Commenting on the EC release of MiFID II proposals, Munib Ali, director at PwC, said that they broadly mirrors the content of the December 2010 consultation paper.

Yet, despite the further clarity, firms may still be concerned about the substantial costs the regulation will impose and the detrimental effect on the bottom line.

“The burdensome transaction and trade reporting requirements will squeeze trading margins, while proposals to move derivatives onto regulated venues and central clearing will make it more difficult for companies to sell bespoke solutions to clients," Ali said. "Enhanced collateral requirements could further contribute to the decline of OTC trading."

He added that the provisions designed to allow increased competition and choice around central clearing come with hurdles that will be contentious, including the requirement for regulatory approval.

According to Ali, investment banks, particularly their fixed-income businesses, will feel the effects of MiFID II the most.

Severe strain will also be placed on the business models of high-frequency trading and commodities firms, who will incur higher implementation and operating costs to meet the heavy control and reporting requirements.

High-frequency trading firms will be particularly concerned by having to provide liquidity on an ongoing basis like market makers, revisiting their trading strategies and sharing these with the regulators.
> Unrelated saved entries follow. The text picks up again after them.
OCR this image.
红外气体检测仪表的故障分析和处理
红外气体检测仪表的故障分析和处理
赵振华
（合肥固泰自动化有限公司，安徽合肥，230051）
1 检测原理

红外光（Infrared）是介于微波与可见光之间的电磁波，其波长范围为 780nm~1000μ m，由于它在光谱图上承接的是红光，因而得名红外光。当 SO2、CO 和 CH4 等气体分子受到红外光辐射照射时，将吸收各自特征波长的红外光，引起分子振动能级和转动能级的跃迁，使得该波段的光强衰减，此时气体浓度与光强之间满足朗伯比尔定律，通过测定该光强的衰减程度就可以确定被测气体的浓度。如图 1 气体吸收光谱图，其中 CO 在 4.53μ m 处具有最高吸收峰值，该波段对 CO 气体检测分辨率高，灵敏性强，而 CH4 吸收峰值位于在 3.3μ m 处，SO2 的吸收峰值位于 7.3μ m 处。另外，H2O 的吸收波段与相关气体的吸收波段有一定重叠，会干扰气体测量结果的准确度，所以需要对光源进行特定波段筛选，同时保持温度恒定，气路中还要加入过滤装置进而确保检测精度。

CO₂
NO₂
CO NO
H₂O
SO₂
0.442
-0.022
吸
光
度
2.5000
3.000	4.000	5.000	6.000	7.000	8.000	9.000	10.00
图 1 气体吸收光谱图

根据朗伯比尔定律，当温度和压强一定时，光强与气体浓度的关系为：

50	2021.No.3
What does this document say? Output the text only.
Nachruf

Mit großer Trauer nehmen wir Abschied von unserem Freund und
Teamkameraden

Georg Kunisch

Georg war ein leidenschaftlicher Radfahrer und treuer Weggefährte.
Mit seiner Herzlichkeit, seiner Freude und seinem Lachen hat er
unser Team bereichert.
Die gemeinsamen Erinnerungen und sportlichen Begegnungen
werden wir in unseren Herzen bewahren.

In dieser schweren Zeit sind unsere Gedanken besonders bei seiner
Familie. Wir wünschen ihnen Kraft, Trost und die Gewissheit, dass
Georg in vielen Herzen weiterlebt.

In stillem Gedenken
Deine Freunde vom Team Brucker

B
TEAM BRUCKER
“Despite a lack of clarification on the timeline, it is imperative that firms begin to make key strategic and operational decisions now to capture competitive advantages over rival institutions," Ali said. “Our experience shows that the industry is often focused on addressing individual regulations in isolation. Companies need to ensure they respond to MiFID II alongside other interdependent regulations, such as EMIR and Dodd Frank, tackling complex themes such as upgrade of data or improvement of reporting processes in order to take advantage of synergies and reduce implementation costs.”